While researching the standard method of measuring fall time (and rise time) it seems to be standard to take the start and end points for measurement to be when the curve is at 90% of the maximum and 10%. However, I'm having trouble pinpointing an exact reason as to why this is. Any help would be appreciated!
10% to 90% has evolved as a de facto standard. It could easily have been 20%-80%, or 5%-95%. But it wasn't.
When you make a measurement, you want it to be reproducible, which means going through the trigger point with a reasonable slope.
When you make a common measurement, you want it to cover as many cases as possible.

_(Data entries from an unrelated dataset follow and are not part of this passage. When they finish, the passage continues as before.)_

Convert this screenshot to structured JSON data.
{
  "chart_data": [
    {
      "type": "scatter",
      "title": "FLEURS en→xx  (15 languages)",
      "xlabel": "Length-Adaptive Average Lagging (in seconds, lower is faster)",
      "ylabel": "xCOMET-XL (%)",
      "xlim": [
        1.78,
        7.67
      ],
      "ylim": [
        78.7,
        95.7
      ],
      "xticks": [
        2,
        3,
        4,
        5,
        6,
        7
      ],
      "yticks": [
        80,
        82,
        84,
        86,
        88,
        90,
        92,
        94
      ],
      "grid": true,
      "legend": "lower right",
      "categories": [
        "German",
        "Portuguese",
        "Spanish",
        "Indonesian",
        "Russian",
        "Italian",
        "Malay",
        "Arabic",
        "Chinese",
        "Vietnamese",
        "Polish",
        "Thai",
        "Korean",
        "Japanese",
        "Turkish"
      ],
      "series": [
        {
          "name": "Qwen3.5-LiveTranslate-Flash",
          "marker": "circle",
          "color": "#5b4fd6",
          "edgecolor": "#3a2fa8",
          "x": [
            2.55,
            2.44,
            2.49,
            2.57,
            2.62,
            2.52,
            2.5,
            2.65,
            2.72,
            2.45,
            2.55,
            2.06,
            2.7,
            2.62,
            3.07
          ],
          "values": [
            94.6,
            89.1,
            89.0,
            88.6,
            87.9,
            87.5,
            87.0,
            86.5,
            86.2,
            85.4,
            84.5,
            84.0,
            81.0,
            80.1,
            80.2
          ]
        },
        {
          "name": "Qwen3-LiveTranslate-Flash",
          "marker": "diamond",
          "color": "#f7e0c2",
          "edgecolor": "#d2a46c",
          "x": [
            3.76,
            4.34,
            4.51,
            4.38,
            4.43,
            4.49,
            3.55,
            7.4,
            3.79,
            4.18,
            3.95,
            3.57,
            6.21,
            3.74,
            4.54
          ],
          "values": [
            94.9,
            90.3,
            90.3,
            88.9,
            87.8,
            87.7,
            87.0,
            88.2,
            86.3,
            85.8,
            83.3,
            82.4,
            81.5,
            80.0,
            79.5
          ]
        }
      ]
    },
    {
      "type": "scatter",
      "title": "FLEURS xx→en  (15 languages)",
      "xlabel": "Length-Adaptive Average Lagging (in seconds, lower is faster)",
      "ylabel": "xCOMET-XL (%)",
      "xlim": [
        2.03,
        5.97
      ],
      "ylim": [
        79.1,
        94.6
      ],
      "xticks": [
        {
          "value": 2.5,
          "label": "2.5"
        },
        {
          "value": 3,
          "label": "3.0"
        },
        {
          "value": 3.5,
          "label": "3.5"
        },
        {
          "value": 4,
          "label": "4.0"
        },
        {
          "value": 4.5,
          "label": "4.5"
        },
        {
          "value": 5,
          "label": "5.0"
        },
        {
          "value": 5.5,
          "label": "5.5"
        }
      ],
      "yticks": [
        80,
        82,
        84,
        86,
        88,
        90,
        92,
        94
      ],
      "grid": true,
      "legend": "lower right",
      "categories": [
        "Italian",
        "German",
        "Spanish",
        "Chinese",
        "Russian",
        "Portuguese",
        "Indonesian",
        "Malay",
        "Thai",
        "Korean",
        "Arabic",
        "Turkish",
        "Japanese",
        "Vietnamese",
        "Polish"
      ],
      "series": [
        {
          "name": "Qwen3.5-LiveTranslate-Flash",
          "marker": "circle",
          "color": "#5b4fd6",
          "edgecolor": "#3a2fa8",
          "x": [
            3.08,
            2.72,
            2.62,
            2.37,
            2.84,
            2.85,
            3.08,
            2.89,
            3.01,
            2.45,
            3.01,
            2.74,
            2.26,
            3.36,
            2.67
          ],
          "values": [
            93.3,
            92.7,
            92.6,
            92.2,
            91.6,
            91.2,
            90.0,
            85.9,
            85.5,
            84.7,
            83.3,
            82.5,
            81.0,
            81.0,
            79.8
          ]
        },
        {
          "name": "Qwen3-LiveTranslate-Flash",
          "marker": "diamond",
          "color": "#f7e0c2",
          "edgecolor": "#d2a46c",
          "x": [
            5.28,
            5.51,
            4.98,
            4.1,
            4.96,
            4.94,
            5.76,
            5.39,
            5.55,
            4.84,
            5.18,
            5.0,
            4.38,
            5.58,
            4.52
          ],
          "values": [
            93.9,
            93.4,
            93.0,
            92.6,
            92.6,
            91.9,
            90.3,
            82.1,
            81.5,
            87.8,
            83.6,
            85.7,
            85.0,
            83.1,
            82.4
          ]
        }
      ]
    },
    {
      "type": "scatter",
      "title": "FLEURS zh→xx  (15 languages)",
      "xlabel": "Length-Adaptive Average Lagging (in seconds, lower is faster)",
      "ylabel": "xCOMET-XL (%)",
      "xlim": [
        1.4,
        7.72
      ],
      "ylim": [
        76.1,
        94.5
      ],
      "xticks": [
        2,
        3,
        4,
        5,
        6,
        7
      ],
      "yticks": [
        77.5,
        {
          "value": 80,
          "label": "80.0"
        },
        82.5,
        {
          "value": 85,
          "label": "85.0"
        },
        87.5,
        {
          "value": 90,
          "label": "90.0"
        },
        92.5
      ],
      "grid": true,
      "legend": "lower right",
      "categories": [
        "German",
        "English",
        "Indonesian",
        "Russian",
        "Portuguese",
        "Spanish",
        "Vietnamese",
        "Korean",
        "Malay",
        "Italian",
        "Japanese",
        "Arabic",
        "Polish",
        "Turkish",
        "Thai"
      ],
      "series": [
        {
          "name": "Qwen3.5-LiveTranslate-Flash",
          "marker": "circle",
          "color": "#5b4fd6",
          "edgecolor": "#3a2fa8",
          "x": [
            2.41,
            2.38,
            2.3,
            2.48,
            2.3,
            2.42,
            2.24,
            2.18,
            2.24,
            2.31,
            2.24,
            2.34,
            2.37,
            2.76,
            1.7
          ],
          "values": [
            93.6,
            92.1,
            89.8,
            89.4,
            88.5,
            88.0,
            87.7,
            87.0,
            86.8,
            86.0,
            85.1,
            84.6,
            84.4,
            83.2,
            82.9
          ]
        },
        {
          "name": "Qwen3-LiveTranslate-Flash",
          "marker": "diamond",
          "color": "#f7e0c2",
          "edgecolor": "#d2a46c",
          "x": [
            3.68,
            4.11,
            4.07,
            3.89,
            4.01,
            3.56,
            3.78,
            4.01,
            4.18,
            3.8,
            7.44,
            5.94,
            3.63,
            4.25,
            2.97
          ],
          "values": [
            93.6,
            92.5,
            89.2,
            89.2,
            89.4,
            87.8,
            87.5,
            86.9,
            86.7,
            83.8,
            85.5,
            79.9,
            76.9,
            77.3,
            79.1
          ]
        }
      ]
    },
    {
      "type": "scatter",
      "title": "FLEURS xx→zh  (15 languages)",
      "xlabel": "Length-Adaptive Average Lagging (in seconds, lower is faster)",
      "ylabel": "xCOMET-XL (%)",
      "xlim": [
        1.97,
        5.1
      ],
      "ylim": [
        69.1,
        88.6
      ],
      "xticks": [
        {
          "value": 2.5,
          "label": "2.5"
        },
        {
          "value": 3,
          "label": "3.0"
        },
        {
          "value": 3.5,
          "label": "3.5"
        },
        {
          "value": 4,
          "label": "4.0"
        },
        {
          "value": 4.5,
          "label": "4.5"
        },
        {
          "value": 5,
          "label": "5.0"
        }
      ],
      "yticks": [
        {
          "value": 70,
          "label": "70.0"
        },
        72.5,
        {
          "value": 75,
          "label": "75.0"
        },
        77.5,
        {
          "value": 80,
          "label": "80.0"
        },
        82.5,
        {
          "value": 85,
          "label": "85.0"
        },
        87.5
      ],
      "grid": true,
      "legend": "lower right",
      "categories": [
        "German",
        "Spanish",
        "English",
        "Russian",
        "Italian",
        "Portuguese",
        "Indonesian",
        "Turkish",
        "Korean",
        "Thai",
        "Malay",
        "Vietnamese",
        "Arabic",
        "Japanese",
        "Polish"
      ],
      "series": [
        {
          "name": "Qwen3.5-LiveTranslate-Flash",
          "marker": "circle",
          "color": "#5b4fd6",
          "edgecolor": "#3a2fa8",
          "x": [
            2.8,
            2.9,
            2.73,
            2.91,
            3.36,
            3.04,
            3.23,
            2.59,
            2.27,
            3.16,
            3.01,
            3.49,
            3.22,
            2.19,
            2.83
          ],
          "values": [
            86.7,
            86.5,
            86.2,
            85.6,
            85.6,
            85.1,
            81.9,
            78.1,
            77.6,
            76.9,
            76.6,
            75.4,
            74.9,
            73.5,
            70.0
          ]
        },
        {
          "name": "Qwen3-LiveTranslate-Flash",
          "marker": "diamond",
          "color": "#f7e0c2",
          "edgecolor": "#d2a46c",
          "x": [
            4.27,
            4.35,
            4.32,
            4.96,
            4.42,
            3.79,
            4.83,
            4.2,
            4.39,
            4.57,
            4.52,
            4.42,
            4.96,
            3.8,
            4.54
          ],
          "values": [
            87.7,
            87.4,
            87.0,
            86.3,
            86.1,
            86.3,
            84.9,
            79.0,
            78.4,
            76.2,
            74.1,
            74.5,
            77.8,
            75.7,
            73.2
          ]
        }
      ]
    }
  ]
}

Using nice round numbers like 10% and 90% has satisfied enough people on these two points that they keep using it, even though it might not be exactly right for the specific system they're using.
The reason is that the rise/fall voltage curves are actually exponential RC charging curves. The output resistance of the chip charges the capacitance of the wires and inputs connected to it, forming an RC lowpass. The output voltage of the chip might in fact never reach 100% of the supply voltage, especially if there's a DC load on the output which causes additional voltage drop across the output's internal resistance.
10%/90% is chosen because pretty much any logic input will recognize these levels correctly as low/high. TTL, for example, runs at 5V and recognizes anything below 0.8V as "low". 10% of 5V is 0.5V, so after the specified fall time of the logic output, any connected TTL input is guaranteed to recognize the voltage level as "low". It doesn't matter how long it takes to reach the full output voltage level as long as the logic threshold is passed quickly.